Functionalization of MOFs via a mixed-ligand strategy: enhanced CO2 uptake by pore surface modification

Abstract

A new Zn(II) metal–organic framework (MOF) [Me₂NH₂][Zn₂(BDPP)(HTZ)]·4DMF (1) (H₄BDPP = 3,5-bis(3,5-dicarboxylphenyl)pyridine, HTZ = 1H-tetrazole) has been constructed under solvothermal conditions by using a mixed-ligand strategy. Structural analysis demonstrates that 1 is a 3D framework based on four kinds of secondary building units (SBUs), which presents a rare structure constructed from quaternary SBUs and shows an uncommon (3,3,4,6)-connected topology.
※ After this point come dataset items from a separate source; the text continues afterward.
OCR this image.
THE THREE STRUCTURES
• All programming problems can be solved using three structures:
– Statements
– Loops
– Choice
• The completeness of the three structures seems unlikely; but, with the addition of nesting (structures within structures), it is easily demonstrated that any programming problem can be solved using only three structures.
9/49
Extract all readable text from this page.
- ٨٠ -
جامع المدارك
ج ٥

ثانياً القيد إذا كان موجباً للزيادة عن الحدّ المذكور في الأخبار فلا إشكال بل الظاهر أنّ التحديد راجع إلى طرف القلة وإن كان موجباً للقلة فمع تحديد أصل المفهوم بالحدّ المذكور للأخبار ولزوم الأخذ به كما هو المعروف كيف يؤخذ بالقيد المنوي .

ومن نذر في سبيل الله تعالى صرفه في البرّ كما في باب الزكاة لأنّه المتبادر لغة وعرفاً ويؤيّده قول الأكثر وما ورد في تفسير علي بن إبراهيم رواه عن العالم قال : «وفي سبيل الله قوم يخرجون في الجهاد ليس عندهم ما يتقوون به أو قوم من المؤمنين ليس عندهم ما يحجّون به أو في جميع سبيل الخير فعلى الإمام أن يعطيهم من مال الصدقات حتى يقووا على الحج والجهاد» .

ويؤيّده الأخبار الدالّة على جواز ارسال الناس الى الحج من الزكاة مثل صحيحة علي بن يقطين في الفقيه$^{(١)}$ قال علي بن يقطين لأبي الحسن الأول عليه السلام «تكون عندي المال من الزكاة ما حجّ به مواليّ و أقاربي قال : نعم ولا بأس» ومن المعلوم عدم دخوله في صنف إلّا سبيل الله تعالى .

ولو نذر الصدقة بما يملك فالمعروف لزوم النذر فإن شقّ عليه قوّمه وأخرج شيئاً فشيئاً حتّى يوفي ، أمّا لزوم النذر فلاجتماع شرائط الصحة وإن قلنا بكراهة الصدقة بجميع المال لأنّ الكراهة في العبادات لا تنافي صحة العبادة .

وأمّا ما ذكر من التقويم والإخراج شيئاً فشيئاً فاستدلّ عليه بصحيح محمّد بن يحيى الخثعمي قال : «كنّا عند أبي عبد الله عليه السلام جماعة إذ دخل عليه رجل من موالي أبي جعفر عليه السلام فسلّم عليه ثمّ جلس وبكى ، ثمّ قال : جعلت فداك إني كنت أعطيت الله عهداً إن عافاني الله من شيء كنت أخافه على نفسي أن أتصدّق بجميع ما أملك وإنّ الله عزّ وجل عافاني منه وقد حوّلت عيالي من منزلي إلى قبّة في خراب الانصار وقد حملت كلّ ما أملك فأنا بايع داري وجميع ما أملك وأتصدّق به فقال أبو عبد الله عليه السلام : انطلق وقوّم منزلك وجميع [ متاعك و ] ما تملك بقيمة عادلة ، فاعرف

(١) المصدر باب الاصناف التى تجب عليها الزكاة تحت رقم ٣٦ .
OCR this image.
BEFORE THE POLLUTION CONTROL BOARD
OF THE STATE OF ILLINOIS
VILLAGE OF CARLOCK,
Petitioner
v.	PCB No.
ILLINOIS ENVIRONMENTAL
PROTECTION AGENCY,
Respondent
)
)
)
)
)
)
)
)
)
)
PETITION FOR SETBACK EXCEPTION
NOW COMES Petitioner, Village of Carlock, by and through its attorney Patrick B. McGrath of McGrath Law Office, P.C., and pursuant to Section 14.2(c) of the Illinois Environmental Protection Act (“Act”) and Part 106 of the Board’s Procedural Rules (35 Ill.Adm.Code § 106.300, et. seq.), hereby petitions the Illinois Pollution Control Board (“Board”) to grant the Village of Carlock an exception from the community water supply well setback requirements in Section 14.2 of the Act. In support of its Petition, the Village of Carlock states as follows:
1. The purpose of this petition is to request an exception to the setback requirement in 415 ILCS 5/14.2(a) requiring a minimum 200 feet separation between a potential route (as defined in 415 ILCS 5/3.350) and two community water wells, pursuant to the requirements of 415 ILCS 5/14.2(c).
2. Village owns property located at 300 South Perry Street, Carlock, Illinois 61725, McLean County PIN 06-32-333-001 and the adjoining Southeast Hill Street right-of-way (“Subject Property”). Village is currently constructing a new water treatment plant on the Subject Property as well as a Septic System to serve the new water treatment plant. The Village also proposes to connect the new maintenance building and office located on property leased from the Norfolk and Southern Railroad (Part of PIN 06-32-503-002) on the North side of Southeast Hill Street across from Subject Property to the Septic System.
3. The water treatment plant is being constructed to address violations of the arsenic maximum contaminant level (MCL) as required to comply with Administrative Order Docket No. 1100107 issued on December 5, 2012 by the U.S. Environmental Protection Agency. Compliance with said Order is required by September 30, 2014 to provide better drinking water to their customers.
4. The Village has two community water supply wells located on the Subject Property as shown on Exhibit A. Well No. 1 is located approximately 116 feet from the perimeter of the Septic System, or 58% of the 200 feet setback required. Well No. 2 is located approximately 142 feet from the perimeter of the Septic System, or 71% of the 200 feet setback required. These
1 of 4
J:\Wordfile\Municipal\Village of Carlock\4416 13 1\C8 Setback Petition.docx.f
In particular, 1 contains two shapes of 1D open channels with suitable pore sizes, high porosity, and a highly polar pore system decorated with uncoordinated N atoms and carboxylic O atoms, providing a good environment for selective adsorption of CO₂. Inspired by the structure of 1 and reticular chemistry, 5-amino-1H-tetrazole (ATZ) was used to replace 1H-tetrazole to enhance CO₂ sorption capacity by pore surface modification; as a result, an amino-functionalized MOF, [Me₂NH₂][Zn₂(BDPP)(ATZ)]·4DMF (1-NH₂) was successfully built. 1-NH₂ exhibits multipoint interactions between the CO₂ molecules and the framework, resulting in better CO₂ uptake and selectivity for CO₂ over CH₄ than 1.